A nutricionista reforça ainda que trabalhar com alimentação e saúde, além de exigir cuidado com o outro, demanda também responsabilidade. A especialista destaca que é essencial, por exemplo, informar com clareza os clientes sobre a composição e o preparo dos produtos.
“É sempre necessário explicar para o consumidor os produtos utilizados, por meio de rótulos e etiquetas. E, se for produzir algo personalizado, é sempre bom perguntar qual é a intolerância ou alergia do cliente, para saber se seu produto tem condições de atender às necessidades daquela pessoa, garantindo segurança no consumo.”
Empreender com estratégia
Investir em um ramo considerado novo no mercado exige coragem, persistência e também constante busca por conhecimento. No segmento de alimentação, essas informações envolvem estratégias de negócios, técnicas culinárias e também regras sanitárias vigentes para a manipulação, identificação e venda desses produtos. Para isso, procurar instituições e entidades de ensino e capacitação é um caminho importante a ser percorrido por quem deseja empreender.


“No segmento de alimentação, questões como aparência e sabor sempre foram critérios de excelência. Com o aumento significativo de pessoas com restrições alimentares, outros critérios passaram a fazer parte da decisão de compra. O consumidor está mais atento, por exemplo, a pontos que já são exigidos por lei, como a identificação de ingredientes alergênicos.
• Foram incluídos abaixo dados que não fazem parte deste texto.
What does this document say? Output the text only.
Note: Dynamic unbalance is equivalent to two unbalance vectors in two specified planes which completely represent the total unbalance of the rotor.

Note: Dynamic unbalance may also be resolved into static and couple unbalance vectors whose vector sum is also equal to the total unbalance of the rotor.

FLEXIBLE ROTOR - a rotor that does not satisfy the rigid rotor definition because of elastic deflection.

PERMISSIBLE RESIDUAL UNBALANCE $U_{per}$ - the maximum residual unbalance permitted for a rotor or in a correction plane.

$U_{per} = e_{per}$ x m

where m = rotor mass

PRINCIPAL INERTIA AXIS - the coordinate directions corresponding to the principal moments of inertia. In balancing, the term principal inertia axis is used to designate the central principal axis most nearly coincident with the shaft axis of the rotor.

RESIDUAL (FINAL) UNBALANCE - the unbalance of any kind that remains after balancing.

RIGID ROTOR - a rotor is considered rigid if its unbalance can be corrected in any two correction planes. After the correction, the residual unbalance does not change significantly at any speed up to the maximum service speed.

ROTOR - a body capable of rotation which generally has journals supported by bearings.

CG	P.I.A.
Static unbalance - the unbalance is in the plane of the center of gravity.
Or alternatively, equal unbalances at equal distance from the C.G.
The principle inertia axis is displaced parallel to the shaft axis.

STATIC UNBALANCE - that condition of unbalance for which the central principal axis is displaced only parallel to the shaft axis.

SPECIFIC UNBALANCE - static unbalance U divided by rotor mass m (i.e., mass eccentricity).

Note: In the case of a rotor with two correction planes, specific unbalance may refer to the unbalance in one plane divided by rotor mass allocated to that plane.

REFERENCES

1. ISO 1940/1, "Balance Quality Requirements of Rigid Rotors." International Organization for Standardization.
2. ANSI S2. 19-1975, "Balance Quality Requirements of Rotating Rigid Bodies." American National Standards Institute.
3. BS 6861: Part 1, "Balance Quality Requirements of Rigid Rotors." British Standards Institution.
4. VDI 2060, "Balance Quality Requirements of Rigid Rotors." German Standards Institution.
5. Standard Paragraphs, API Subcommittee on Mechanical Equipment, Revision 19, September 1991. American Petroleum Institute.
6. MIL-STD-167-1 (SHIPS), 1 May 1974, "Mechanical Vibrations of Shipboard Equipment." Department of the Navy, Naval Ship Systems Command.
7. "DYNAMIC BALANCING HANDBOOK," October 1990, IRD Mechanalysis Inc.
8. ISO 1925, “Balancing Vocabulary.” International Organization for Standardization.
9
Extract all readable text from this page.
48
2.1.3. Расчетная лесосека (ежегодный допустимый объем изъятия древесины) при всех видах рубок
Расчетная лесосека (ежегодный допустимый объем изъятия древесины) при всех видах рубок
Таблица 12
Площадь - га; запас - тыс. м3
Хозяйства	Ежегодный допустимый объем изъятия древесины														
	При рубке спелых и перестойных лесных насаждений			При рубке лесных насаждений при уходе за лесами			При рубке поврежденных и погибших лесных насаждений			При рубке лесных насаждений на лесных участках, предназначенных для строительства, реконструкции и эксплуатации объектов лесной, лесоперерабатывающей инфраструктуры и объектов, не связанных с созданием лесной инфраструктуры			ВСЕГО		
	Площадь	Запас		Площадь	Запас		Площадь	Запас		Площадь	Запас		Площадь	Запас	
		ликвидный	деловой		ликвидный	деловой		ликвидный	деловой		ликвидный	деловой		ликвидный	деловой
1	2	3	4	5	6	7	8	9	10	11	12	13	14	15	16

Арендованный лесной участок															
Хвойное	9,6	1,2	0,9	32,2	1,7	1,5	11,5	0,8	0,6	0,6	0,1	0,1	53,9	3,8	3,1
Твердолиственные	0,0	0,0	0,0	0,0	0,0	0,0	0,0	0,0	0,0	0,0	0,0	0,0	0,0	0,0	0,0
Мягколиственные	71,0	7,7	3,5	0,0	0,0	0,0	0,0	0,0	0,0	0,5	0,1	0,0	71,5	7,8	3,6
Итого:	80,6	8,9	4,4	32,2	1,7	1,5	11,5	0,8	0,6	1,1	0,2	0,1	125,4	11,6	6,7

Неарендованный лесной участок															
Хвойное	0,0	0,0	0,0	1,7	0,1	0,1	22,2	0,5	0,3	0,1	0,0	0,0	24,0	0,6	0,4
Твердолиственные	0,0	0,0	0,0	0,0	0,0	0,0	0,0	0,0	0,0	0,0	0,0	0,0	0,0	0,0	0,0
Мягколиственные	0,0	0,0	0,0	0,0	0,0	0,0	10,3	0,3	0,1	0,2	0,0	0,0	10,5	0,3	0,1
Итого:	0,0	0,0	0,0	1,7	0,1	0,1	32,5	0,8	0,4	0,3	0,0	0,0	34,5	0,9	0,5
Além disso, muitos desses produtos são mais perecíveis, o que exige um outro olhar sobre a logística e o armazenamento”, ressalta Thales Medeiros, gerente da Agência Sebrae Grande Natal.
Orientações sobre a legislação vigente e também sobre estratégias de marketing e vendas para o segmento podem ser obtidas por meio de consultorias, capacitações, palestras e cursos oferecidos pelo projeto “Alimentação fora do lar”,do Sebrae-RN. Essa iniciativa inclui serviços voltados para bares e restaurantes, padarias e outras empresas de processamento de alimentos.
Alguns dos serviços oferecidos pelo Sebrae são gratuitos, e outros têm parte do valor subsidiado pela agência. Opções de cursos virtuais sobre empreendedorismo podem ser encontradas no endereço: digital.rn.sebrae.com.br
“Nossa orientação para os empreendedores é que eles comuniquem bem os seus produtos. Nas mídias sociais, usem termos que auxiliem nos mecanismos de busca e também divulguem seu negócio para especialistas da área. O Sebrae-RN possui diferentes soluções para posicionamento de marca, desenvolvimento de embalagens e outras intervenções que podem ajudar no processo fabril. Atenção às necessidades do cliente é condição para que qualquer negócio prospere”, orienta Thales Medeiros.